Another thing to do after you lock your boat as you please is to put a non-descript tarp over it so all that shiny expensive-looking stuff is hidden from plain view. Also park off the street if possible. I live on a corner and have always kept the boat trailered and tarped. I quickly noticed that whenever I had the boat uncovered it always caught (and held) the eye of the male drivers rounding the corner. When it was under the big gray tarp, no one noticed.

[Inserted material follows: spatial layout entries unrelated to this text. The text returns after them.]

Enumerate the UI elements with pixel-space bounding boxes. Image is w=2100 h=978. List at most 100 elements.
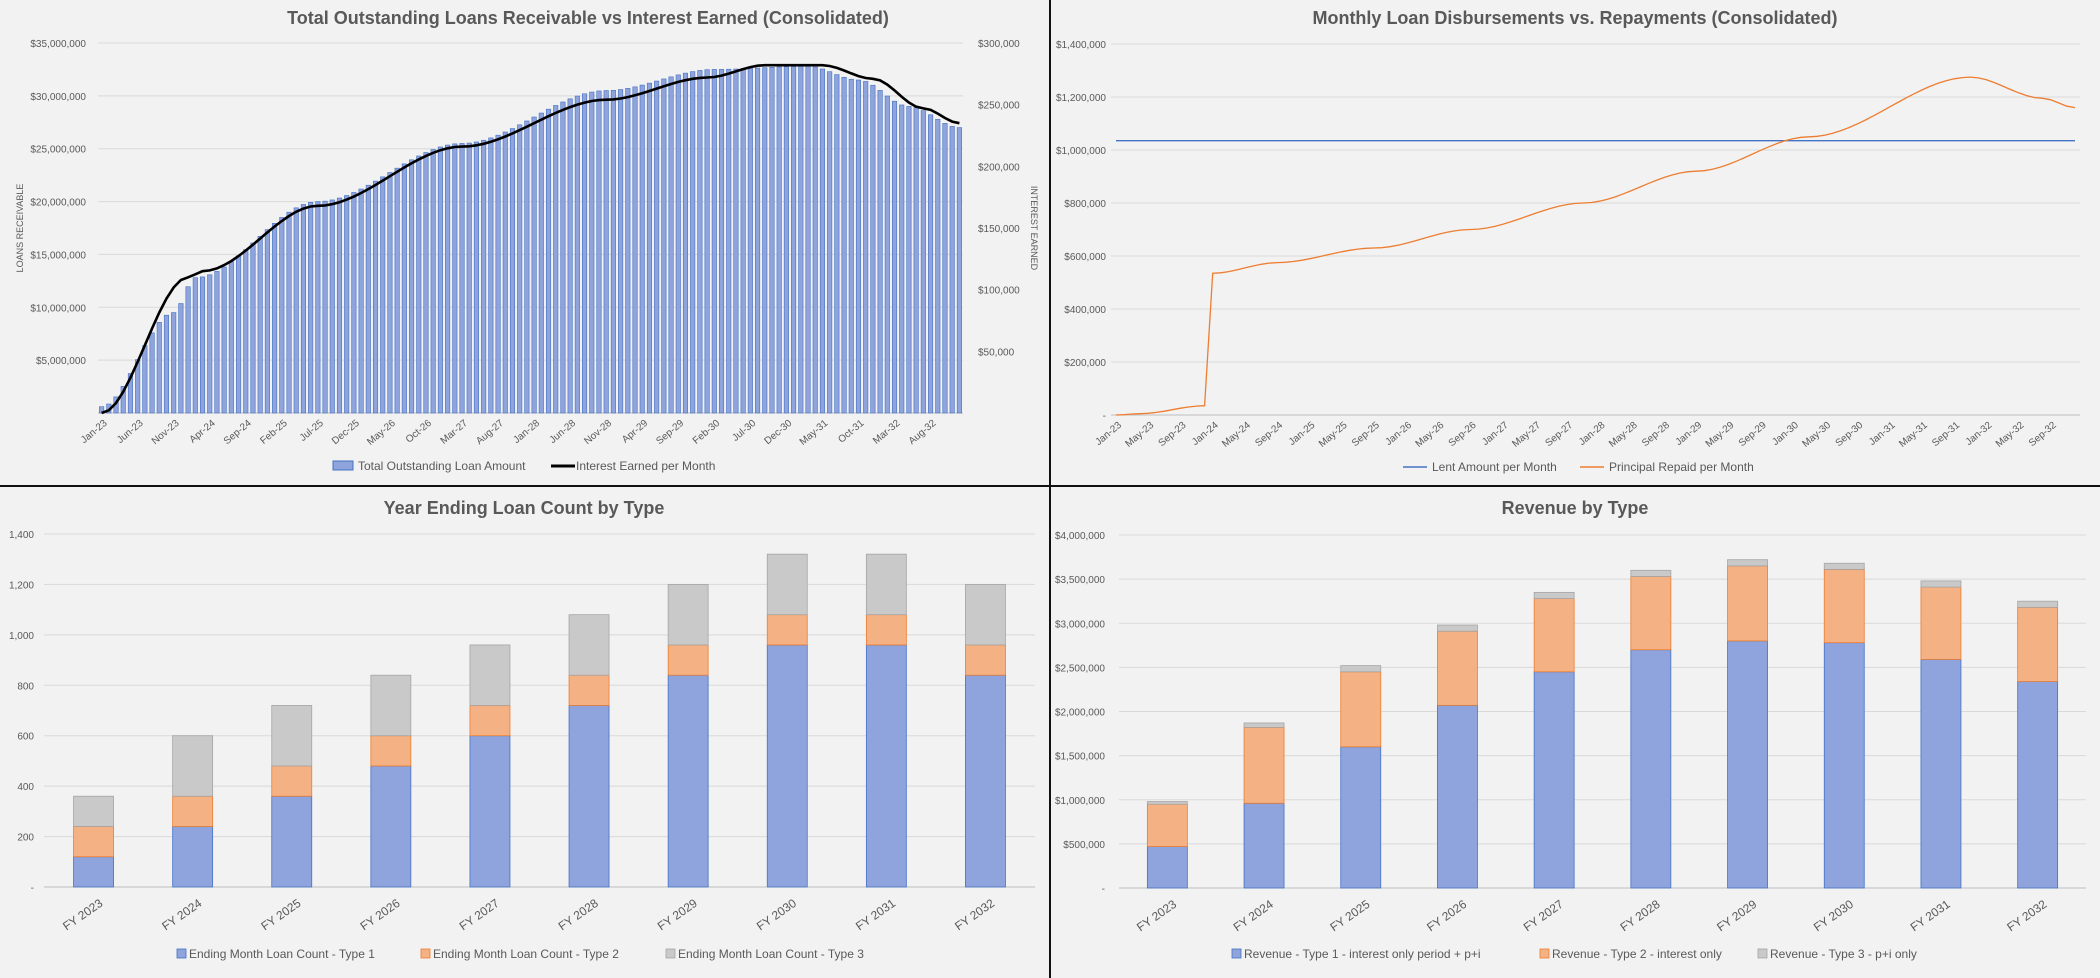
chart-title: Year Ending Loan Count by Type — [384, 498, 665, 518]
y-tick-label: $1,400,000 — [1056, 40, 1106, 51]
legend-label: Principal Repaid per Month — [1609, 460, 1754, 474]
loan-amount-bar — [625, 88, 631, 414]
loan-amount-bar — [762, 67, 768, 414]
x-tick-label: Mar-32 — [871, 418, 903, 447]
type3-bar — [1533, 591, 1575, 599]
x-tick-label: Jan-31 — [1867, 420, 1898, 448]
loan-count-chart: Year Ending Loan Count by Type - 200 400 600… — [9, 498, 1035, 961]
y-axis-title: LOANS RECEIVABLE — [15, 184, 25, 273]
x-tick-label: Jan-25 — [1287, 420, 1318, 448]
type2-bar — [1146, 803, 1188, 847]
type3-bar — [271, 705, 313, 767]
x-tick-label: Sep-29 — [654, 418, 686, 447]
type1-bar — [1630, 649, 1672, 889]
type3-bar — [1920, 580, 1962, 588]
x-tick-label: FY 2031 — [853, 896, 898, 934]
x-tick-label: Jul-30 — [730, 418, 758, 444]
x-tick-label: Sep-25 — [1350, 420, 1382, 449]
loan-amount-bar — [524, 120, 530, 414]
loan-amount-bar — [142, 345, 148, 414]
x-tick-label: FY 2028 — [556, 896, 601, 934]
x-tick-label: Jan-24 — [1190, 420, 1221, 448]
loan-amount-bar — [416, 155, 422, 414]
y2-tick-label: $100,000 — [978, 286, 1020, 297]
loan-amount-bar — [589, 91, 595, 414]
type3-bar — [1437, 624, 1478, 632]
type2-bar — [370, 735, 412, 767]
loan-amount-bar — [171, 312, 177, 414]
y-tick-label: $1,500,000 — [1055, 752, 1105, 763]
y-tick-label: 1,000 — [9, 631, 34, 642]
loan-amount-bar — [949, 126, 955, 414]
loan-amount-bar — [488, 137, 494, 414]
loan-amount-bar — [827, 71, 833, 414]
loan-amount-bar — [812, 66, 818, 414]
loan-amount-bar — [509, 128, 516, 414]
y2-tick-label: $50,000 — [978, 347, 1015, 358]
type1-bar — [1340, 746, 1382, 889]
type3-bar — [1630, 569, 1672, 577]
x-tick-label: Jan-30 — [1770, 420, 1801, 448]
loan-amount-bar — [502, 131, 508, 414]
chart-title: Monthly Loan Disbursements vs. Repayment… — [1312, 8, 1837, 28]
x-tick-label: Jan-28 — [1577, 420, 1608, 448]
loan-amount-bar — [639, 84, 645, 414]
x-tick-label: May-25 — [1317, 420, 1350, 450]
type3-bar — [865, 553, 907, 616]
legend-label: Revenue - Type 2 - interest only — [1552, 947, 1722, 961]
loan-amount-bar — [286, 211, 292, 414]
x-tick-label: FY 2031 — [1908, 897, 1953, 935]
x-tick-label: May-31 — [798, 418, 831, 448]
type2-bar — [1920, 586, 1962, 660]
loan-amount-bar — [783, 66, 789, 414]
loan-amount-bar — [178, 303, 184, 414]
type2-bar — [667, 644, 709, 676]
type2-bar — [271, 765, 313, 797]
x-tick-label: Mar-27 — [439, 418, 471, 447]
loan-amount-bar — [956, 127, 962, 414]
loan-amount-bar — [264, 229, 270, 414]
x-tick-label: FY 2029 — [1714, 897, 1759, 935]
y-tick-label: $1,200,000 — [1056, 93, 1106, 104]
x-tick-label: May-29 — [1704, 420, 1737, 450]
loan-amount-bar — [855, 79, 862, 414]
loan-amount-bar — [553, 105, 559, 414]
loan-amount-bar — [358, 188, 364, 414]
loan-amount-bar — [877, 90, 883, 414]
y-tick-label: $5,000,000 — [36, 356, 86, 367]
type1-bar — [965, 674, 1006, 888]
y-tick-label: $2,000,000 — [1055, 708, 1105, 719]
loan-amount-bar — [863, 81, 869, 414]
horizontal-divider — [0, 485, 2100, 487]
type2-bar — [1340, 671, 1382, 748]
interest-earned-line — [101, 63, 960, 415]
y-tick-label: $1,000,000 — [1056, 146, 1106, 157]
y2-tick-label: $200,000 — [978, 162, 1020, 173]
loan-amount-bar — [711, 69, 717, 414]
loan-amount-bar — [834, 74, 840, 414]
type1-bar — [1243, 802, 1285, 889]
loan-amount-bar — [149, 332, 155, 414]
type3-bar — [2017, 600, 2059, 608]
y-tick-label: - — [1103, 411, 1106, 422]
type3-bar — [1727, 559, 1768, 567]
x-tick-label: FY 2027 — [457, 896, 502, 934]
x-tick-label: Apr-29 — [620, 418, 650, 446]
loan-amount-bar — [365, 184, 371, 414]
loan-amount-bar — [228, 261, 234, 414]
x-tick-label: Sep-31 — [1930, 420, 1962, 449]
principal-repaid-line — [1115, 76, 2076, 416]
loan-amount-bar — [603, 90, 609, 414]
legend-label: Revenue - Type 3 - p+i only — [1770, 947, 1917, 961]
loan-amount-bar — [387, 172, 393, 414]
type2-bar — [865, 614, 907, 646]
y-tick-label: $2,500,000 — [1055, 663, 1105, 674]
legend-label: Revenue - Type 1 - interest only period … — [1244, 947, 1481, 961]
x-tick-label: Apr-24 — [188, 418, 218, 446]
x-tick-label: Sep-28 — [1640, 420, 1672, 449]
y-tick-label: 1,200 — [9, 580, 34, 591]
loans-receivable-chart-panel: Total Outstanding Loans Receivable vs In… — [0, 0, 1049, 485]
loan-amount-bar — [646, 82, 652, 414]
x-tick-label: Jan-26 — [1384, 420, 1415, 448]
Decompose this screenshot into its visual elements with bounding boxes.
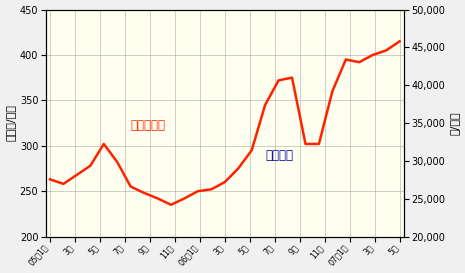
Y-axis label: 加ドル/トン: 加ドル/トン — [6, 105, 15, 141]
Text: 円建換算: 円建換算 — [265, 149, 293, 162]
Y-axis label: 円/トン: 円/トン — [450, 111, 459, 135]
Text: 加ドル価格: 加ドル価格 — [131, 119, 166, 132]
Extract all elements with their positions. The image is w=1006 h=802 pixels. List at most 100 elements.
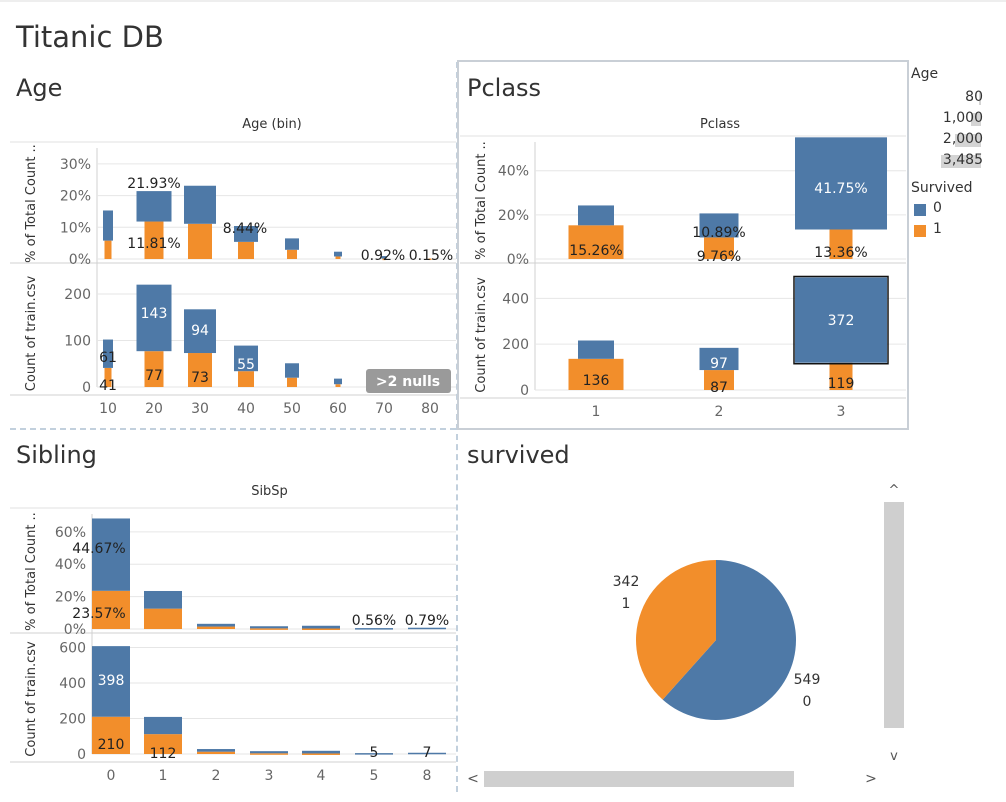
count-bar-survived-1[interactable] [704,370,734,390]
pct-bar-survived-0[interactable] [795,137,887,230]
color-legend-item[interactable]: 0 [911,200,1001,221]
size-legend-item[interactable]: 3,485 [911,151,1001,172]
count-bar-survived-0[interactable] [285,363,299,378]
pct-bar-survived-1[interactable] [302,628,340,631]
count-bar-survived-0[interactable] [578,340,614,359]
survived-pie-chart[interactable]: 549 0 342 1 [462,486,882,766]
pct-bar-survived-1[interactable] [382,258,386,261]
count-bar-survived-0[interactable] [197,749,235,752]
sibling-chart[interactable]: 0% 20% 40% 60% 0 200 400 600 % of Total Count ..… [10,496,456,798]
count-bar-survived-0[interactable] [355,753,393,755]
pct-bar-survived-0[interactable] [699,213,739,238]
x-tick-label: 20 [145,401,163,417]
color-legend-item[interactable]: 1 [911,221,1001,242]
count-bar-survived-0[interactable] [136,284,172,352]
pct-bar-survived-0[interactable] [136,191,172,222]
pie-slice-survived-0[interactable] [662,560,796,720]
pct-bar-survived-1[interactable] [144,608,182,629]
count-bar-survived-1[interactable] [144,734,182,754]
count-bar-survived-0[interactable] [234,345,258,372]
pct-tick-label: 20% [60,189,91,205]
pct-bar-survived-0[interactable] [144,590,182,609]
size-legend-item[interactable]: 80 [911,88,1001,109]
pct-bar-survived-1[interactable] [188,223,212,259]
sibsp-pct-label: 0.79% [405,613,449,629]
pct-bar-survived-0[interactable] [92,518,130,591]
pct-bar-survived-1[interactable] [428,258,432,261]
count-bar-survived-1[interactable] [144,351,164,387]
pct-bar-survived-0[interactable] [184,185,216,224]
count-bar-survived-1[interactable] [104,367,112,387]
count-bar-survived-0[interactable] [408,752,446,755]
pct-bar-survived-1[interactable] [250,628,288,630]
count-tick-label: 400 [59,676,86,692]
pct-bar-survived-1[interactable] [144,221,164,259]
pct-bar-survived-0[interactable] [234,226,258,242]
count-bar-survived-1[interactable] [335,384,341,387]
pct-bar-survived-1[interactable] [829,229,853,259]
scroll-left-arrow-icon[interactable]: < [467,771,479,787]
pct-bar-survived-0[interactable] [408,627,446,630]
pct-bar-survived-1[interactable] [568,225,624,259]
scroll-up-arrow-icon[interactable]: ^ [888,483,900,498]
count-bar-survived-1[interactable] [250,753,288,755]
pct-bar-survived-0[interactable] [302,625,340,629]
count-bar-survived-0[interactable] [699,347,739,371]
pct-bar-survived-0[interactable] [197,623,235,627]
pct-bar-survived-0[interactable] [578,205,614,226]
vertical-scrollbar[interactable]: ^ v [884,482,904,772]
vertical-scroll-thumb[interactable] [884,502,904,728]
count-bar-survived-1[interactable] [238,371,254,387]
size-legend-item[interactable]: 1,000 [911,109,1001,130]
chart-panes [10,141,456,396]
count-bar-survived-0[interactable] [795,277,887,363]
pct-bar-survived-0[interactable] [355,628,393,630]
count-bar-survived-0[interactable] [302,750,340,754]
nulls-indicator-badge[interactable]: >2 nulls [366,369,451,393]
count-bar-survived-0[interactable] [250,751,288,754]
count-tick-label: 0 [82,380,91,396]
pct-tick-label: 20% [55,590,86,606]
count-bar-survived-1[interactable] [92,716,130,754]
count-bar-survived-0[interactable] [334,378,342,385]
sibsp-pct-label: 44.67% [72,541,125,557]
count-bar-survived-1[interactable] [829,362,853,390]
pct-axis-title: % of Total Count .. [24,144,39,263]
count-bar-survived-0[interactable] [184,309,216,354]
size-legend-swatch [971,113,981,126]
pct-bar-survived-1[interactable] [238,241,254,259]
count-bar-survived-0[interactable] [103,339,113,368]
count-bar-survived-1[interactable] [197,751,235,754]
x-tick-label: 0 [107,768,116,784]
pct-bar-survived-0[interactable] [103,210,113,241]
pct-bar-survived-1[interactable] [704,237,734,259]
pct-bar-survived-0[interactable] [334,251,342,257]
horizontal-separator [10,428,456,430]
pct-bar-survived-1[interactable] [335,256,341,259]
scroll-right-arrow-icon[interactable]: > [865,771,877,787]
count-bar-survived-1[interactable] [188,353,212,387]
size-legend-item[interactable]: 2,000 [911,130,1001,151]
pct-bar-survived-1[interactable] [92,590,130,629]
pct-bar-survived-1[interactable] [197,626,235,629]
age-bin-header: Age (bin) [242,117,302,132]
pct-bar-survived-1[interactable] [104,240,112,259]
x-tick-label: 2 [212,768,221,784]
scroll-down-arrow-icon[interactable]: v [890,749,898,764]
count-bar-survived-1[interactable] [287,377,297,387]
pct-bar-survived-0[interactable] [250,626,288,629]
pclass-chart[interactable]: 0% 20% 40% 0 200 400 % of Total Count .. Count … [460,128,906,428]
count-bar-survived-0[interactable] [144,716,182,735]
pie-slice-survived-1[interactable] [636,560,716,700]
pct-bar-survived-0[interactable] [381,256,387,259]
pct-bar-survived-1[interactable] [287,249,297,259]
horizontal-scroll-thumb[interactable] [484,771,794,787]
pct-bar-survived-0[interactable] [285,238,299,250]
count-bar-survived-0[interactable] [92,646,130,717]
color-legend: Survived 0 1 [911,180,1001,242]
age-chart[interactable]: 0% 10% 20% 30% 0 100 200 % of Total Count .. Cou… [10,128,456,428]
count-bar-survived-1[interactable] [302,753,340,755]
horizontal-scrollbar[interactable]: < > [462,768,884,790]
pclass-header: Pclass [699,117,741,132]
count-bar-survived-1[interactable] [568,358,624,390]
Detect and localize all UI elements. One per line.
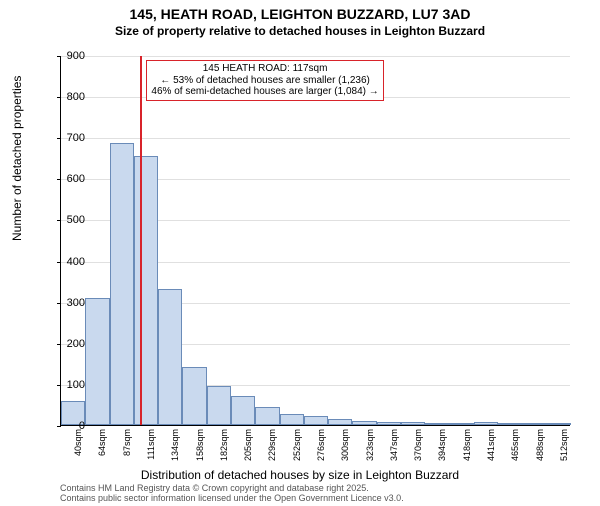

Pro tip - old soup cans on the oar locks keeps them from punching through the tarp.


----------



## BastrdSonOfElvis (Mar 24, 2005)

Pinchecharlie said:


> Could sleep on it with a pistol?


You’re probably joking but that’s my solution to this problem.


----------



## cupido76 (May 22, 2009)

Andy H. said:


> Sure, I'll weigh in on this resurrected thread....
> 
> Norcalcoastie brought this up and I'll reiterate.
> 
> ...


Soup cans... I love it!


----------



## Andy H. (Oct 13, 2003)

cupido76 said:


> Soup cans... I love it!


Yeah, that's if you're on a budget. I've got the special NRS titanium oar lock covers that I spent a pretty penny on. Of course, I've specially treated them to look like rusty old soup cans so they don't get stolen. I'll give them to you for half price - only $35 each!


----------



## Will Amette (Jan 28, 2017)

You can cut a slit in an old tennis ball and maybe have more cushion than an Andy Warhol Special oarlock cover. You'll need four of 'em. They don't rust.


----------